I got a first look at the Lumia 800 yesterday, Nokia’s brand new Windows Phone that the company hopes will help Microsoft climb out of its sub-5% market share in mobile.
The phone is a real beauty, a remarkable chunk of industrial design that’s simultaneously refreshing and functional.
It will be the most well-rounded and best looking Windows Phone you can buy.
But it doesn’t really matter for one looming reason: Windows Phone still has a huge shortage of apps.
Time and time again I’ve contemplated making the move to Windows Phone, especially after using the new Mango operating system for one week. It makes iOS, which hasn’t changed much visually in the past four years, look drab in comparison.
But on Windows Phone, there’s no Spotify app, and there’s no Twitter app as good as Tweetbot. There’s no subway app as good as iTrans NYC, and there’s no selection of games as good as on the iPhone.
In fact, Spotify just announced a new app it’s working on for Blackberry, a platform that’s clearly heading downhill.
And for goodness’ sake, Microsoft’s brilliant photo-stitching iPhone app called Photosynth isn’t even available on Windows Phone.
There’s a reason the Windows Phone Marketplace is limited. If you’re a developer, where’s the incentive to completely re-design your app inside the Metro UI guidelines to reach a meager 5% or less of users?
If you build an app for Android or iPhone, you know you’re going to reach tens of millions of users. Building an app for Windows Phone is not yet a good investment for developers, just like it wasn’t for WebOS apps on the Pre or TouchPad.
If Microsoft really wants to break into the smartphone game, it needs to spend some serious time courting developers. If you’ve been paying attention, you’ll notice Apple loves to feature third party apps in commercials, marketing materials, and product launches.
And I’ll give credit where credit is due. Nokia and Microsoft are throwing thousands of free phones at developers, but they need to try harder. Nokia plans the biggest marketing push it’s ever run for its Windows Phone line, and it needs to work.
Nokia did unveil Nokia Drive, a GPS turn by turn navigation app for Windows Phone yesterday, and this is a good start.
Android has its own native turn by turn navigation system, and some people consider this a “killer” reason for owning an Android device. iPhone still doesn’t have a native turn by turn navigation app.
Another great start is Evernote’s app for Windows Phone, which takes advantage of the operating system’s strength to let you “pin” things like specific notes to your home screen. The Evernote app app is better on Windows Phone than on Android or iPhone.
We’re at the point where Android, Windows Phone, and iOS are functionally very similar. The hardware is there on every operating system, and the Lumia 800 is one of the sleekest phones there is.

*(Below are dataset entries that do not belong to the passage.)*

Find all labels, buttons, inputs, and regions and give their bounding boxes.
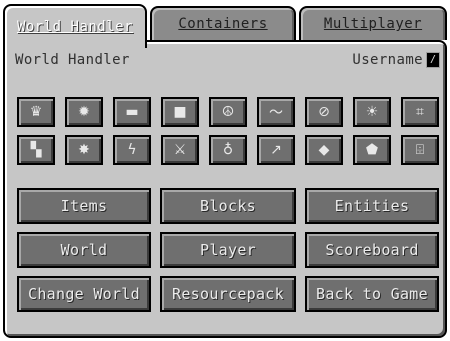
- gem-icon[interactable]: ⬟: [353, 135, 391, 165]
- flask-icon[interactable]: ♁: [209, 135, 247, 165]
- wave-icon[interactable]: 〜: [257, 97, 295, 127]
- corner-icon[interactable]: ▚: [17, 135, 55, 165]
- entities-button[interactable]: Entities: [305, 188, 439, 224]
- blocks-button[interactable]: Blocks: [160, 188, 296, 224]
- change-world-button[interactable]: Change World: [17, 276, 151, 312]
- username-field[interactable]: /: [426, 52, 440, 68]
- resourcepack-button[interactable]: Resourcepack: [160, 276, 296, 312]
- panel-title: World Handler: [15, 52, 130, 68]
- action-button-grid: Items Blocks Entities World Player Score…: [17, 188, 439, 312]
- items-button[interactable]: Items: [17, 188, 151, 224]
- crown-icon[interactable]: ♛: [17, 97, 55, 127]
- tab-world-handler[interactable]: World Handler: [3, 4, 147, 48]
- tab-containers[interactable]: Containers: [150, 6, 296, 40]
- no-entry-icon[interactable]: ⊘: [305, 97, 343, 127]
- bug-icon[interactable]: ☀: [353, 97, 391, 127]
- bar-icon[interactable]: ▬: [113, 97, 151, 127]
- back-to-game-button[interactable]: Back to Game: [305, 276, 439, 312]
- sword-icon[interactable]: ⚔: [161, 135, 199, 165]
- peace-icon[interactable]: ☮: [209, 97, 247, 127]
- lightning-icon[interactable]: ϟ: [113, 135, 151, 165]
- tv-icon[interactable]: ⌹: [401, 135, 439, 165]
- world-handler-panel: World Handler Username / ♛ ✹ ▬ ■ ☮ 〜 ⊘ ☀…: [3, 40, 447, 338]
- arrow-icon[interactable]: ↗: [257, 135, 295, 165]
- player-button[interactable]: Player: [160, 232, 296, 268]
- splat-icon[interactable]: ✸: [65, 135, 103, 165]
- world-button[interactable]: World: [17, 232, 151, 268]
- hash-icon[interactable]: ⌗: [401, 97, 439, 127]
- square-icon[interactable]: ■: [161, 97, 199, 127]
- tab-multiplayer[interactable]: Multiplayer: [299, 6, 447, 40]
- icon-button-grid: ♛ ✹ ▬ ■ ☮ 〜 ⊘ ☀ ⌗ ▚ ✸ ϟ ⚔ ♁ ↗ ◆ ⬟ ⌹: [17, 97, 439, 165]
- username-label: Username: [352, 52, 423, 68]
- diamond-icon[interactable]: ◆: [305, 135, 343, 165]
- scoreboard-button[interactable]: Scoreboard: [305, 232, 439, 268]
- sun-icon[interactable]: ✹: [65, 97, 103, 127]
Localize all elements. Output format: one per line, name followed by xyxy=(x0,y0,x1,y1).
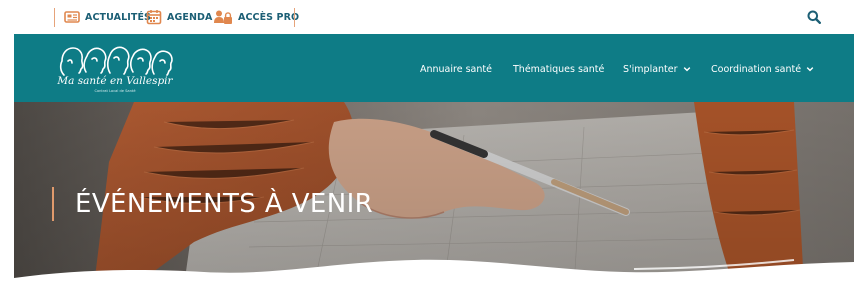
topbar-link-actualites[interactable]: ACTUALITÉS xyxy=(64,9,151,25)
top-utility-bar: ACTUALITÉS AGENDA ACCÈS PRO xyxy=(0,0,854,34)
page-title: ÉVÉNEMENTS À VENIR xyxy=(75,189,374,219)
nav-item-label: S'implanter xyxy=(623,63,678,75)
calendar-icon xyxy=(146,10,162,25)
topbar-link-label: AGENDA xyxy=(167,11,213,23)
logo-subtitle: Contrat Local de Santé xyxy=(94,89,136,93)
hero-title-accent-bar xyxy=(52,187,54,221)
faces-logo-icon xyxy=(59,46,173,76)
search-icon[interactable] xyxy=(807,10,821,24)
site-logo[interactable]: Ma santé en Vallespir Contrat Local de S… xyxy=(54,39,176,97)
logo-script-text: Ma santé en Vallespir xyxy=(57,75,173,87)
chevron-down-icon xyxy=(683,67,690,72)
nav-item-thematiques-sante[interactable]: Thématiques santé xyxy=(513,62,604,76)
nav-item-coordination-sante[interactable]: Coordination santé xyxy=(711,62,814,76)
topbar-divider xyxy=(294,8,295,27)
chevron-down-icon xyxy=(806,67,814,72)
nav-item-s-implanter[interactable]: S'implanter xyxy=(623,62,691,76)
topbar-link-acces-pro[interactable]: ACCÈS PRO xyxy=(213,9,299,25)
nav-item-annuaire-sante[interactable]: Annuaire santé xyxy=(420,62,492,76)
topbar-link-label: ACTUALITÉS xyxy=(85,11,151,23)
main-navigation: Ma santé en Vallespir Contrat Local de S… xyxy=(14,34,854,102)
topbar-link-label: ACCÈS PRO xyxy=(238,11,300,23)
pro-users-lock-icon xyxy=(214,10,232,24)
nav-item-label: Coordination santé xyxy=(711,63,802,75)
hero-banner: ÉVÉNEMENTS À VENIR xyxy=(14,102,854,286)
nav-item-label: Annuaire santé xyxy=(420,63,492,75)
topbar-link-agenda[interactable]: AGENDA xyxy=(146,9,212,25)
newspaper-icon xyxy=(64,11,80,23)
nav-item-label: Thématiques santé xyxy=(513,63,605,75)
topbar-divider xyxy=(54,8,55,27)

Android and iOS even look a whole lot alike these days. There are few killer apps for any of these operating systems that will convince people to switch, but the experiences are good enough to convince people to stay.
Until my favourite apps are on Windows Phone, there’s no way I’m switching from the iPhone. Because when I spend most of the day using apps, the apps are what makes the platform, not the Kevlar backing, laffy taffy bezel, or Retina display.